A Humanist Reflects on the Meaning of the Holiday Season (Published in Globe and Mail Jan 2008)

December 22, 2009

Originally published in the Globe and Mail Online January 4, 2008

This was part of an online panel that includes jewish, muslim, and christian reps.  To reach each panelist's remarks as well as public comment and Q & A, go here

Humanists hold an ambivalence regarding this season.  Like mostly everyone, we value generosity, altruism and fellowship, and emphasize the need to celebrate in a secular sense with friends and family, with good food and drinks, with songs and even decoration.

We see nothing wrong with adapting religious holidays to secular festivities, considering that Christmas is almost entirely a loose adaptation of various formerly pagan rituals. We also appreciate the sense of reinvigoration when we crack open brand-new calendars and behold the unwritten future.  But humanists see no intrinsic value to the holiday season apart from any we humans put in it, and worry that if we over-emphasize specific days and rituals, we fail to put the holiday in its proper historical, political and sociological context.

We must realize how differently the season is celebrated by the human family depending on where and when you are.  This not only provides us a valuable lesson in diversity but reminds us that while celebrating with our local family, there is a global family that needs our support, one to which we are related through the bonds of evolution.

Through a deep understanding of common descent and common humanity, humanist groups — like our friends in religious institutions — host many social and community support programs both locally and internationally, including food drives and blood clinics.
Humanists value self-reflection but are concerned if it is only taken seriously once a year.  Since most of us are atheists, an afterlife is out, so we must make the most of every day or at least pause for self-reflection following significant life events, rather than on arbitrary calendar dates.

Speaking personally now, my reflections revolve around the powerful symbols and metaphors afforded by the New Year.  As the Earth completes another revolution around the Sun, it is an ideal time to reflect on our place in the cosmos in a physical and philosophical sense.  It is an opportunity to reflect on how our knowledge of those big questions has advanced over the last year, thanks to scientific and critical inquiry.

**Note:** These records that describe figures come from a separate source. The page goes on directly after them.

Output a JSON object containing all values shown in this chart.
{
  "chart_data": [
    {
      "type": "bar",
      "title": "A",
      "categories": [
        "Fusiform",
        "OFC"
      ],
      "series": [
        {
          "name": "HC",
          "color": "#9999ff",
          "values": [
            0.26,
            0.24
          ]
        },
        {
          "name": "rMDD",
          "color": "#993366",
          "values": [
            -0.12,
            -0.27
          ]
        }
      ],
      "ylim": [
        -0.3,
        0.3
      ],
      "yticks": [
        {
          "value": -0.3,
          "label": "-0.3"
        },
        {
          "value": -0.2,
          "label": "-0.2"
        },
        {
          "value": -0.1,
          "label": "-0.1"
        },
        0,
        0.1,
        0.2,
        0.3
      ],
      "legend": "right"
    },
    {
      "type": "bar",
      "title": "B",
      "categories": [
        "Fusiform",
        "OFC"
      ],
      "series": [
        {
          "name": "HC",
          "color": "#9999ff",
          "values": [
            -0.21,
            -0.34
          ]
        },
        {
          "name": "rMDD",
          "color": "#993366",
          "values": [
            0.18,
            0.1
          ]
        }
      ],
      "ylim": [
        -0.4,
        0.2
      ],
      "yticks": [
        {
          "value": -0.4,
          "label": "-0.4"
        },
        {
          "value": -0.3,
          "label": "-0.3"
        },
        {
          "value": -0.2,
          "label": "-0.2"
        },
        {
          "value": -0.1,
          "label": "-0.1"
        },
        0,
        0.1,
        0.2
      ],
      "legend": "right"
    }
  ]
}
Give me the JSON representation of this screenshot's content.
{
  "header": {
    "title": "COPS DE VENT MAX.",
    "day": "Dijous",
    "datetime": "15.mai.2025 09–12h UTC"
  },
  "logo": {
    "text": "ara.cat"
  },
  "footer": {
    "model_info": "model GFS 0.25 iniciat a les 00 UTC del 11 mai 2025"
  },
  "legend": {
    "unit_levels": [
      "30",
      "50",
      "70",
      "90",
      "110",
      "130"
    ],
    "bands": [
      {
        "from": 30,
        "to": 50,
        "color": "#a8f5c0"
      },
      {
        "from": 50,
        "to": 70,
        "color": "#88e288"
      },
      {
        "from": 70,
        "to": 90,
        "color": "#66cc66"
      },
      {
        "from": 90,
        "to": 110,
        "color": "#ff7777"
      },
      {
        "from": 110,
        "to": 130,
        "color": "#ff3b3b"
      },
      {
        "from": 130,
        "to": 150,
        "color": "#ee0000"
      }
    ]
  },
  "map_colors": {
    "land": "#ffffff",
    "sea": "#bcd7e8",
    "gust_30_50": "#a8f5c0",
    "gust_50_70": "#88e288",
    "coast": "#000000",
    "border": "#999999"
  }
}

The metaphor of a single year is often used to communicate vast time in science.  The astronomer Carl Sagan famously used a Cosmic Calendar in which 15 billion years of cosmic evolution was scaled down to a single year. Here, events can be put in context. The Big Bang takes place on New Year's Day. Our solar system is not born until Rosh Hashanah in mid September. Modern humans do not evolve until six minutes before the next New Year's Eve countdown.  Scaling down the evolution of life on Earth to a single year, we find single-celled organisms dominating the planet until Thanksgiving and dinosaurs not leaving until Christmas Day.  This is worth pondering.

Humanists see all beliefs as tentative and open to revision in the light of new information — a view we wish was more commonly embraced. Humanists value self-reflection over self-deception.  As our knowledge expands through discoveries made by other humans, it is an opportunity to think of what we discovered being wrong about this year. The Edge Annual question for 2008, part of the Third Culture, a forum for creating a culture of science, was "How have scientific findings or arguments changed your mind?" asked of the world's leading scientists and thinkers.

It is interesting — given the attributes of hubris and arrogance often attributed to scientists, and in particular atheists — to see people like the New Atheists Sam Harris, Richard Dawkins and Daniel Dennett freely and even enthusiastically admitting to an important area of their own thinking in which they were fundamentally mistaken. 

I think we could all benefit from such an activity, no less than once a year.  The emphasis on New Year and end-of-year holidays stems from the remarkable discovery made by the ancients that there is regularity to the cycle of seasons and to life and the universe.  This crucial understanding of orderliness made through human faculties and now honed by scientific inquiry perhaps makes these holidays the perfect celebration of human reason.